Principal component analysis of WGBS data

For principal component analysis (PCA) of WGBS profiles, CpGs with coverage of at least 10 were used. Subsequently, the top 5% most variable CpGs were selected. We used the FactoMineR package20 for R to perform PCA, to determine association of principal components with clinicopathological features, and to perform the corresponding significance testing.

Detection of PMDs

Detection of partially methylated domains (PMDs) in all methylation profiles throughout this study was done using the MethylSeekR package for R56. Before PMD calling, CpGs overlapping common SNPs (dbSNP build 137) were removed. The alpha distribution56 was used to determine whether PMDs were present at all, along with visual inspection of WGBS profiles. After PMD calling, the resulting PMDs were further filtered by removing regions overlapping with centromers (undetermined sequence content).

Mean methylation in PMDs and genomic tiles

Wherever mean methylation values from WGBS were calculated in regions containing multiple CpGs, the “weighted methylation level”57 was used. Calculation of mean methylation within PMDs or genomic tiles involved removing all CpGs overlapping with CpG island(-shores) and promoters, as the high CpG densities within these elements yield unbalanced mean methylation values, not representative of PMD methylation. For genome/chromosome-wide visualizations (Fig. 1), 10-kb tiles were used. For visualization, the samples were ordered according hierarchical clustering of the tiled methylation profiles, using “ward.D” linkage and [1-Pearson correlation] as a distance measure.

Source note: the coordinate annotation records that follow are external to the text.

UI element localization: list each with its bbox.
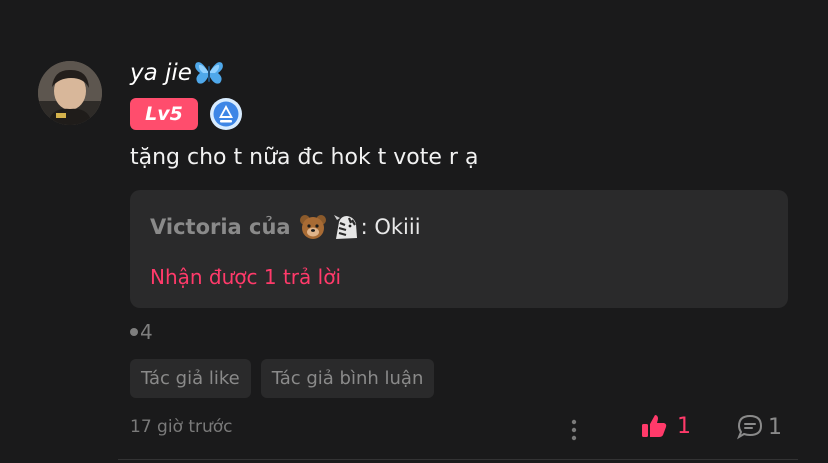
thumbs-up-icon: [642, 415, 667, 437]
comment-bubble-icon: [736, 414, 763, 440]
butterfly-icon: [195, 62, 223, 84]
divider: [118, 459, 798, 460]
avatar[interactable]: [38, 61, 102, 125]
reply-text: : Okiii: [360, 215, 421, 239]
user-badges: Lv5: [130, 97, 243, 131]
comment-item: ya jie Lv5 tặng cho t nữa đc hok t vote …: [0, 0, 828, 463]
bear-face-icon: [299, 215, 326, 239]
more-options-icon[interactable]: [564, 417, 584, 443]
zebra-face-icon: [333, 215, 357, 239]
like-count: 1: [677, 413, 691, 439]
comment-button[interactable]: 1: [736, 413, 782, 441]
comment-count: 1: [768, 414, 782, 440]
avatar-photo: [38, 61, 102, 125]
comment-text: tặng cho t nữa đc hok t vote r ạ: [130, 145, 479, 170]
dot-count-value: 4: [140, 320, 153, 344]
level-badge: Lv5: [130, 98, 198, 130]
timestamp: 17 giờ trước: [130, 417, 233, 437]
reply-author: Victoria của: [150, 215, 291, 239]
author-tags: Tác giả like Tác giả bình luận: [130, 359, 435, 398]
username-row[interactable]: ya jie: [130, 56, 224, 90]
reply-count-link[interactable]: Nhận được 1 trả lời: [150, 265, 341, 289]
reply-line: Victoria của : Okiii: [150, 214, 421, 240]
tag-author-comment: Tác giả bình luận: [260, 359, 435, 398]
medal-icon[interactable]: [209, 97, 243, 131]
dot-icon: [130, 328, 138, 336]
dot-count: 4: [130, 320, 153, 344]
username[interactable]: ya jie: [130, 60, 192, 86]
like-button[interactable]: 1: [641, 413, 691, 439]
tag-author-like: Tác giả like: [130, 359, 251, 398]
reply-preview[interactable]: Victoria của : Okiii Nhận được 1 trả lời: [130, 190, 788, 308]
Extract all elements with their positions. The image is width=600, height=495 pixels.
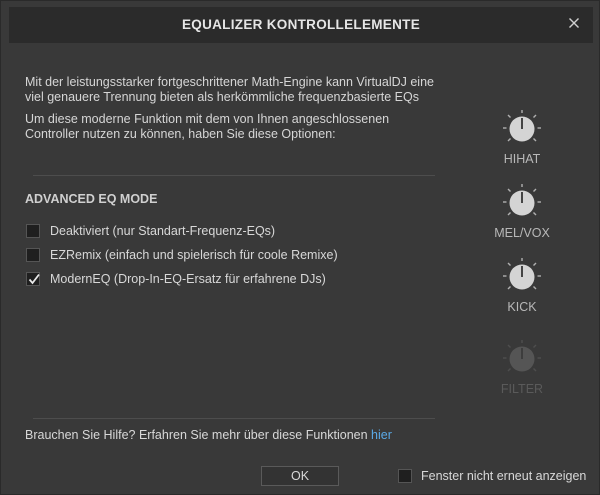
close-icon[interactable]	[565, 14, 583, 32]
knob-icon[interactable]	[500, 108, 544, 148]
knob-kick[interactable]: KICK	[482, 256, 562, 314]
intro-paragraph-1: Mit der leistungsstarker fortgeschritten…	[25, 75, 434, 104]
help-label: Brauchen Sie Hilfe? Erfahren Sie mehr üb…	[25, 428, 372, 442]
dialog-titlebar: EQUALIZER KONTROLLELEMENTE	[9, 7, 593, 43]
dont-show-again[interactable]: Fenster nicht erneut anzeigen	[398, 469, 586, 483]
advanced-eq-title: ADVANCED EQ MODE	[25, 192, 158, 206]
knob-hihat[interactable]: HIHAT	[482, 108, 562, 166]
divider-top	[33, 175, 435, 176]
ok-button[interactable]: OK	[261, 466, 339, 486]
knob-icon[interactable]	[500, 182, 544, 222]
checkbox-dont-show[interactable]	[398, 469, 412, 483]
dialog-title: EQUALIZER KONTROLLELEMENTE	[181, 17, 421, 32]
checkmark-icon	[28, 273, 40, 285]
option-label: Deaktiviert (nur Standart-Frequenz-EQs)	[50, 224, 276, 238]
checkbox-ezremix[interactable]	[26, 248, 40, 262]
option-deaktiviert[interactable]: Deaktiviert (nur Standart-Frequenz-EQs)	[26, 223, 275, 239]
checkbox-deaktiviert[interactable]	[26, 224, 40, 238]
knob-icon[interactable]	[500, 256, 544, 296]
knob-label-hihat: HIHAT	[503, 152, 541, 166]
divider-bottom	[33, 418, 435, 419]
intro-paragraph-2: Um diese moderne Funktion mit dem von Ih…	[25, 112, 390, 141]
knob-label-kick: KICK	[507, 300, 537, 314]
equalizer-dialog: EQUALIZER KONTROLLELEMENTE Mit der leist…	[0, 0, 600, 495]
option-ezremix[interactable]: EZRemix (einfach und spielerisch für coo…	[26, 247, 338, 263]
knob-filter: FILTER	[482, 338, 562, 396]
option-label: ModernEQ (Drop-In-EQ-Ersatz für erfahren…	[50, 272, 326, 286]
knob-melvox[interactable]: MEL/VOX	[482, 182, 562, 240]
knob-label-filter: FILTER	[500, 382, 544, 396]
option-moderneq[interactable]: ModernEQ (Drop-In-EQ-Ersatz für erfahren…	[26, 271, 326, 287]
checkbox-moderneq[interactable]	[26, 272, 40, 286]
dont-show-label: Fenster nicht erneut anzeigen	[421, 469, 587, 483]
option-label: EZRemix (einfach und spielerisch für coo…	[50, 248, 338, 262]
intro-text: Mit der leistungsstarker fortgeschritten…	[25, 75, 445, 149]
help-text: Brauchen Sie Hilfe? Erfahren Sie mehr üb…	[25, 428, 392, 442]
help-link[interactable]: hier	[371, 428, 392, 442]
knob-label-melvox: MEL/VOX	[494, 226, 550, 240]
knob-icon	[503, 340, 541, 372]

Clustering on PMD distribution

For each sample, the presence of PMDs was binary scored (0 or 1) in genomic tiles of 5 kb. Based on these binary profiles, a distance matrix was calculated using [1-Jaccard] as a distance metric, which was used in hierarchical clustering using complete linkage.

Tumor suppressor genes and driver mutations

For overlaps with tumor suppressor genes, Cancer Gene Census (http://cancer.sanger.ac.uk/census, October 2017) genes were used. Overlaps with genes containing breast cancer driver mutations were determined using the list of 93 driver genes as published previously by us15.

CIMP

To determine the association between B-CIMP (fraction of CGIs that are hypermethylated, >30% methylated) and PMD occurrence we used beta-regression using the betareg package in R58.

Survival analysis

Survival analysis of patient groups stratified by expression of genes downregulated in PMDs. For each tumor sample of our breast cancer transcriptome cohort (n = 26617), the median expression of all PMD-downregulated genes (Supplementary Data 4) was calculated. The obtained distribution of these medians was used to stratify patient groups, using a two-way split over the median of this distribution. Overall survival analysis using these groups was done using the “survival” package in R, with chi-square significance testing.

Reporting summary

Further information on research design is available in the Nature Research Reporting Summary linked to this article.